By HEATHER COFER
I am someone who enjoys schedules and discipline and structure. I don’t usually like the spur-of-the-moment, go-with-the-flow type of lifestyle. But throughout my year as a student at Ellerslie, I was challenged to new depths of discipline unlike any I had ever known. Shortly before graduating, I began mentally preparing myself to continue to maintain the same level of discipline I had as a student – I did not want to slide in the areas that I had worked so hard to cultivate; rising early and spending significant time in prayer and study of God’s Word. Yet, the day after graduating, things took a different turn: I found out that we were going to have a baby! I was incredibly excited to say the least, but my daily life began to change significantly. I had morning sickness all day everyday for the first three months, and tiredness took on a whole new meaning. There were some days I could hardly get out of bed, and the schedule I had worked so hard to maintain went out the window. There were many days I felt terribly discouraged and struggled against guilt. I wondered if I was backsliding because I was not able to rise at an early hour, or if the Lord was disappointed in me because my times in the Word were several hours later than they had been? It was then that God began to gently challenge me. What was my goal in having discipline? Was it simply an end in itself, or was it to know Him more?
I realized I had made discipline into a formula for a right relationship with Christ; a law I needed to follow in order to be right with Him. He began revealing to me that discipline means absolutely nothing if it is not for the purpose of knowing and loving Him more.
Paul says in Philippians 3:8-11, “Yea doubtless, and I count all things but loss for the excellency of the knowledge of Christ Jesus my Lord: for whom I have suffered the loss of all things, and do count them but dung, that I may win Christ, And be found in him, not having mine own righteousness, which is of the law, but that which is through the faith of Christ, the righteousness which is of God by faith: That I may know him, and the power of his resurrection, and the fellowship of his sufferings, being made conformable unto his death; If by any means I might attain unto the resurrection of the dead” (KJV, emphasis added).
What was Paul’s goal? To know Christ! And he knew it was found through faith in Him, not by anything he had done.
The false religions of this world are based upon rules and practices in order to gain their own righteousness. In fact, many of those who follow them are far more disciplined than most Christians. Yet, in the end, what does this discipline gain them?
Christianity is the only religion that is based upon a relationship, not upon a set of rules. The reason we as humans love rules is because we want to attain to something. But we aren’t to try to reach a certain place in our walk with Jesus where we can stop our pursuit of Him. We can’t “accomplish” Christ.
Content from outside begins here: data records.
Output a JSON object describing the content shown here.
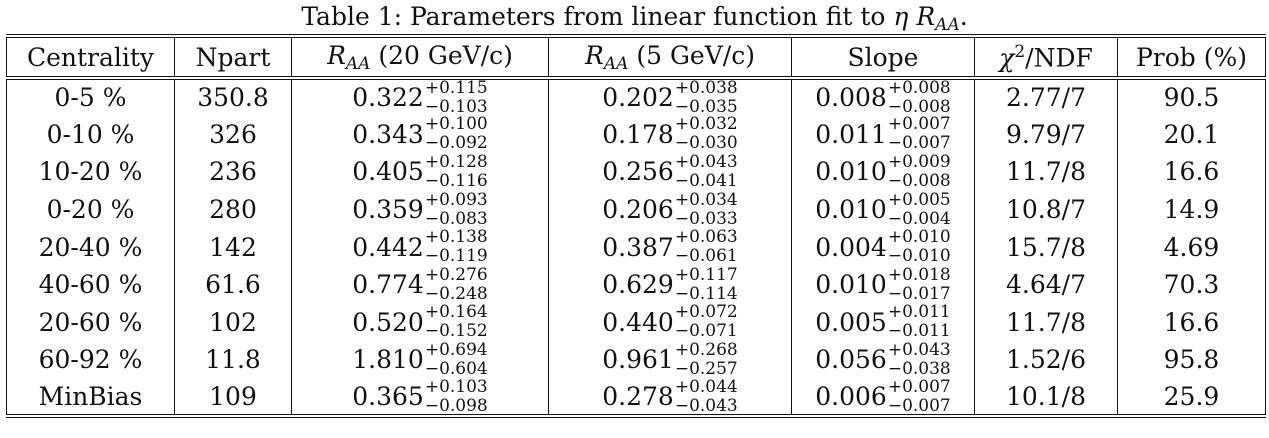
{
  "caption": {
    "prefix": "Table 1: Parameters from linear function fit to ",
    "eta": "η",
    "r": "R",
    "sub": "AA",
    "suffix": "."
  },
  "headers": {
    "centrality": "Centrality",
    "npart": "Npart",
    "raa20": {
      "r": "R",
      "sub": "AA",
      "text": " (20 GeV/c)"
    },
    "raa5": {
      "r": "R",
      "sub": "AA",
      "text": " (5 GeV/c)"
    },
    "slope": "Slope",
    "chi2": {
      "chi": "χ",
      "sup": "2",
      "text": "/NDF"
    },
    "prob": "Prob (%)"
  },
  "rows": [
    {
      "centrality": "0-5 %",
      "npart": "350.8",
      "raa20": {
        "v": "0.322",
        "up": "+0.115",
        "dn": "−0.103"
      },
      "raa5": {
        "v": "0.202",
        "up": "+0.038",
        "dn": "−0.035"
      },
      "slope": {
        "v": "0.008",
        "up": "+0.008",
        "dn": "−0.008"
      },
      "chi2": "2.77/7",
      "prob": "90.5"
    },
    {
      "centrality": "0-10 %",
      "npart": "326",
      "raa20": {
        "v": "0.343",
        "up": "+0.100",
        "dn": "−0.092"
      },
      "raa5": {
        "v": "0.178",
        "up": "+0.032",
        "dn": "−0.030"
      },
      "slope": {
        "v": "0.011",
        "up": "+0.007",
        "dn": "−0.007"
      },
      "chi2": "9.79/7",
      "prob": "20.1"
    },
    {
      "centrality": "10-20 %",
      "npart": "236",
      "raa20": {
        "v": "0.405",
        "up": "+0.128",
        "dn": "−0.116"
      },
      "raa5": {
        "v": "0.256",
        "up": "+0.043",
        "dn": "−0.041"
      },
      "slope": {
        "v": "0.010",
        "up": "+0.009",
        "dn": "−0.008"
      },
      "chi2": "11.7/8",
      "prob": "16.6"
    },
    {
      "centrality": "0-20 %",
      "npart": "280",
      "raa20": {
        "v": "0.359",
        "up": "+0.093",
        "dn": "−0.083"
      },
      "raa5": {
        "v": "0.206",
        "up": "+0.034",
        "dn": "−0.033"
      },
      "slope": {
        "v": "0.010",
        "up": "+0.005",
        "dn": "−0.004"
      },
      "chi2": "10.8/7",
      "prob": "14.9"
    },
    {
      "centrality": "20-40 %",
      "npart": "142",
      "raa20": {
        "v": "0.442",
        "up": "+0.138",
        "dn": "−0.119"
      },
      "raa5": {
        "v": "0.387",
        "up": "+0.063",
        "dn": "−0.061"
      },
      "slope": {
        "v": "0.004",
        "up": "+0.010",
        "dn": "−0.010"
      },
      "chi2": "15.7/8",
      "prob": "4.69"
    },
    {
      "centrality": "40-60 %",
      "npart": "61.6",
      "raa20": {
        "v": "0.774",
        "up": "+0.276",
        "dn": "−0.248"
      },
      "raa5": {
        "v": "0.629",
        "up": "+0.117",
        "dn": "−0.114"
      },
      "slope": {
        "v": "0.010",
        "up": "+0.018",
        "dn": "−0.017"
      },
      "chi2": "4.64/7",
      "prob": "70.3"
    },
    {
      "centrality": "20-60 %",
      "npart": "102",
      "raa20": {
        "v": "0.520",
        "up": "+0.164",
        "dn": "−0.152"
      },
      "raa5": {
        "v": "0.440",
        "up": "+0.072",
        "dn": "−0.071"
      },
      "slope": {
        "v": "0.005",
        "up": "+0.011",
        "dn": "−0.011"
      },
      "chi2": "11.7/8",
      "prob": "16.6"
    },
    {
      "centrality": "60-92 %",
      "npart": "11.8",
      "raa20": {
        "v": "1.810",
        "up": "+0.694",
        "dn": "−0.604"
      },
      "raa5": {
        "v": "0.961",
        "up": "+0.268",
        "dn": "−0.257"
      },
      "slope": {
        "v": "0.056",
        "up": "+0.043",
        "dn": "−0.038"
      },
      "chi2": "1.52/6",
      "prob": "95.8"
    },
    {
      "centrality": "MinBias",
      "npart": "109",
      "raa20": {
        "v": "0.365",
        "up": "+0.103",
        "dn": "−0.098"
      },
      "raa5": {
        "v": "0.278",
        "up": "+0.044",
        "dn": "−0.043"
      },
      "slope": {
        "v": "0.006",
        "up": "+0.007",
        "dn": "−0.007"
      },
      "chi2": "10.1/8",
      "prob": "25.9"
    }
  ]
}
He is eternal, and so we are to always be seeking to know Him at deeper and deeper levels. And, our desire to know Him should come out of love and adoration, not so we can feel good about any accomplishment of our own.
He is infinitely worthy of our love, adoration, and devotion – and as we love Him, the discipline of reading the Bible and spending time with Him in prayer will be an outflow of that love. May the goal of our hearts be to know Him more that we may love Him more!